Most people have heard of type I and type II diabetes, but what about the other three types? Prediabetes, Type 1.5, and Type 3 Diabetes are all common metabolic abnormalities, but little reference is made to them in the clinical setting. So, let us take a peek at these mysterious “lurkers” behind the metabolic curtains!
While many people look at this diagnosis as just a warning sign of an impending problem, it is actually far more serious than that. If you are at the prediabetes stage, the insulin resistance that got you there has been going on far too long, and the longer it has been rampant in your body, the more damage it may have done.
Prediabetes is diagnosed when your blood sugar is ≥100-125 or the HbA1C is 5.7-6.4%. There may or may not be symptoms at this point. Treatment usually consists of weight management and lifestyle medicine. Occasionally a patient is started on metformin to decrease the chances of progression to type 2 diabetes.
Functional medicines used in place of conventional medications include the herbal extract berberine at 500 mg three times a day or a combination of Banaba, fenugreek, cinnamon, Gymnema, magnesium, ginseng, or white mulberry.
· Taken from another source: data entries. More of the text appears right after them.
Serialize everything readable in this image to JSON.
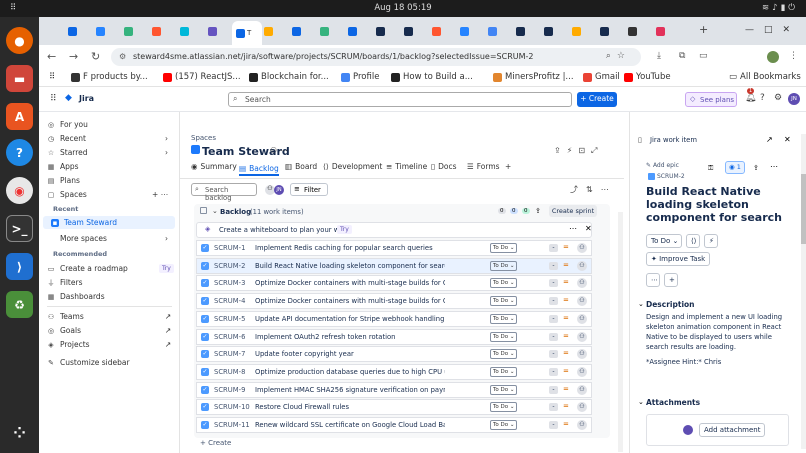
{
  "system": {
    "activities_icon": "grid-icon",
    "clock": "Aug 18  05:19",
    "tray": [
      "wifi-icon",
      "volume-icon",
      "battery-icon",
      "power-icon"
    ]
  },
  "browser": {
    "tab_favicons": [
      "#0c66e4",
      "#2684ff",
      "#36b37e",
      "#ff5630",
      "#00b8d9",
      "#6554c0",
      "#0c66e4",
      "#ffab00",
      "#0c66e4",
      "#36b37e",
      "#0c66e4",
      "#172b4d",
      "#172b4d",
      "#ff5630",
      "#2684ff",
      "#4285f4",
      "#172b4d",
      "#172b4d",
      "#ffab00",
      "#172b4d",
      "#333333",
      "#e2325a"
    ],
    "active_tab_label": "T",
    "url": "steward4sme.atlassian.net/jira/software/projects/SCRUM/boards/1/backlog?selectedIssue=SCRUM-2",
    "bookmarks": [
      {
        "label": "F products by...",
        "color": "#333333"
      },
      {
        "label": "(157) ReactJS...",
        "color": "#ff0000"
      },
      {
        "label": "Blockchain for...",
        "color": "#222222"
      },
      {
        "label": "Profile",
        "color": "#4285f4"
      },
      {
        "label": "How to Build a...",
        "color": "#222222"
      },
      {
        "label": "MinersProfitz |...",
        "color": "#e2862e"
      },
      {
        "label": "Gmail",
        "color": "#ea4335"
      },
      {
        "label": "YouTube",
        "color": "#ff0000"
      }
    ],
    "all_bookmarks": "All Bookmarks"
  },
  "jira": {
    "app_name": "Jira",
    "search_placeholder": "Search",
    "create_label": "+ Create",
    "see_plans": "See plans",
    "notif_count": "1",
    "avatar": "JN",
    "sidebar": {
      "items_top": [
        "For you",
        "Recent",
        "Starred",
        "Apps",
        "Plans",
        "Spaces"
      ],
      "recent_heading": "Recent",
      "project": "Team Steward",
      "more_spaces": "More spaces",
      "recommended_heading": "Recommended",
      "roadmap": "Create a roadmap",
      "try_badge": "Try",
      "items_bottom": [
        "Filters",
        "Dashboards",
        "Teams",
        "Goals",
        "Projects",
        "Customize sidebar"
      ]
    },
    "breadcrumb": "Spaces",
    "project_title": "Team Steward",
    "tabs": [
      "Summary",
      "Backlog",
      "Board",
      "Development",
      "Timeline",
      "Docs",
      "Forms",
      "+"
    ],
    "search_backlog": "Search backlog",
    "filter_label": "Filter",
    "backlog_label": "Backlog",
    "work_items_count": "(11 work items)",
    "counts": [
      "0",
      "0",
      "0"
    ],
    "create_sprint": "Create sprint",
    "whiteboard_prompt": "Create a whiteboard to plan your work",
    "whiteboard_try": "Try",
    "create_item": "+ Create",
    "status_default": "To Do",
    "issues": [
      {
        "key": "SCRUM-1",
        "summary": "Implement Redis caching for popular search queries"
      },
      {
        "key": "SCRUM-2",
        "summary": "Build React Native loading skeleton component for search"
      },
      {
        "key": "SCRUM-3",
        "summary": "Optimize Docker containers with multi-stage builds for Cloud..."
      },
      {
        "key": "SCRUM-4",
        "summary": "Optimize Docker containers with multi-stage builds for Cloud..."
      },
      {
        "key": "SCRUM-5",
        "summary": "Update API documentation for Stripe webhook handling"
      },
      {
        "key": "SCRUM-6",
        "summary": "Implement OAuth2 refresh token rotation"
      },
      {
        "key": "SCRUM-7",
        "summary": "Update footer copyright year"
      },
      {
        "key": "SCRUM-8",
        "summary": "Optimize production database queries due to high CPU usage"
      },
      {
        "key": "SCRUM-9",
        "summary": "Implement HMAC SHA256 signature verification on payment..."
      },
      {
        "key": "SCRUM-10",
        "summary": "Restore Cloud Firewall rules"
      },
      {
        "key": "SCRUM-11",
        "summary": "Renew wildcard SSL certificate on Google Cloud Load Bala..."
      }
    ],
    "panel": {
      "header": "Jira work item",
      "add_epic": "Add epic",
      "issue_key": "SCRUM-2",
      "watch_count": "1",
      "title": "Build React Native loading skeleton component for search",
      "status": "To Do",
      "improve": "Improve Task",
      "description_heading": "Description",
      "description": "Design and implement a new UI loading skeleton animation component in React Native to be displayed to users while search results are loading.",
      "assignee_hint": "*Assignee Hint:* Chris",
      "attachments_heading": "Attachments",
      "add_attachment": "Add attachment"
    }
  }
}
The best thing to do if you find yourself prediabetic is to find a functional medicine doctor who can probe into the why’s and how the insulin resistance got started in the first place. Once the source of the problem can be found and treated, the symptoms will disappear.
This form of diabetes is thought to be autoimmune in nature and is a combination of type 1 and type 2 in its features. Latent autoimmune diabetes (LADA) is a type of slowly progressing type 1 diabetes with the body slowly losing its ability to produce insulin and not requiring it pharmacologically for several months to years after diagnosis.
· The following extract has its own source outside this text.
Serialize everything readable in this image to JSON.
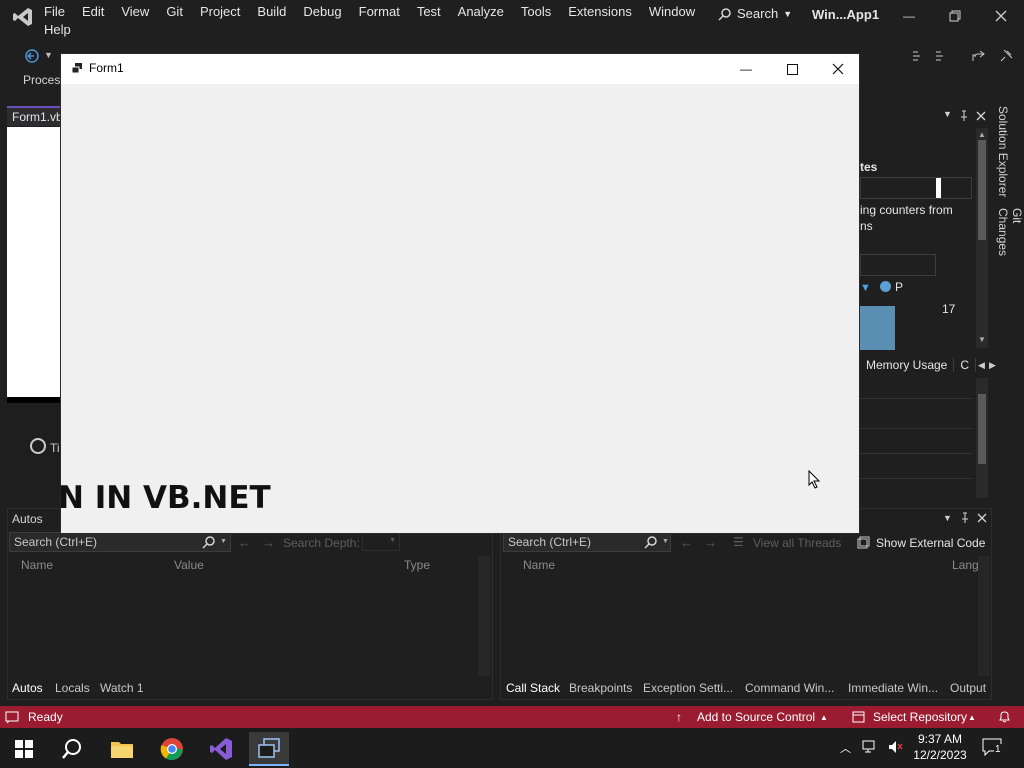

People with LADA are often over 30, and since their body is still producing some insulin, they are frequently misdiagnosed as diabetes type 2. According to a journal article from Diabetic Medicine, “around 4-14 % of patients classified with type 2 diabetes have DAA” (diabetes-associated antibodies characteristic of LADA). Diagnosis can be confirmed by the presence of one of two autoantibodies in the blood of the patient and a low to normal C-peptide level and a progressive loss of pancreatic beta-cell activity.
Initially, LADA can be controlled with diet and exercise, but eventually, insulin shots will be necessary. Patients with LADA should be treated with insulin as the first choice as opposed to oral hypoglycemics when diet and exercise fail to control the blood sugar. Sulfonylureas should not be used as they will increase the rate of C-peptide degradation. Treatments that may preserve beta-cell function include dipeptidyl peptidase-4 (DPP-4) inhibitors and glucagon-like peptide 1 (GLP-1) receptor agonists.
Diabetes Type 3
Currently, there is a rapid growth in the literature pointing toward insulin deficiency and insulin resistance as mediators of Alzheimer's Disease (AD)-type neurodegeneration, but this surge of new information is riddled with conflicting and unresolved concepts about the relationship between diabetes type 2, obesity and metabolic syndrome.
Type 2 diabetes causes brain insulin resistance, oxidative stress, and cognitive impairment, but its aggregate effects fall far short of mimicking AD; AD represents a form of diabetes that selectively involves the brain and has molecular and biochemical features that overlap with both type 1 diabetes mellitus and type 2 diabetes
Type 2 diabetes may not be sufficient to cause AD, although it could serve as a cofactor in its pathogenesis or progression. However, data referring to AD as type 3 diabetes is justified because the fundamental molecular and biochemical abnormalities overlap with type 1 diabetes and type 2 diabetes rather than mimic the effects of either one.
The field of diabetology is growing as we understand more about the molecular and biochemical nature of diabetes.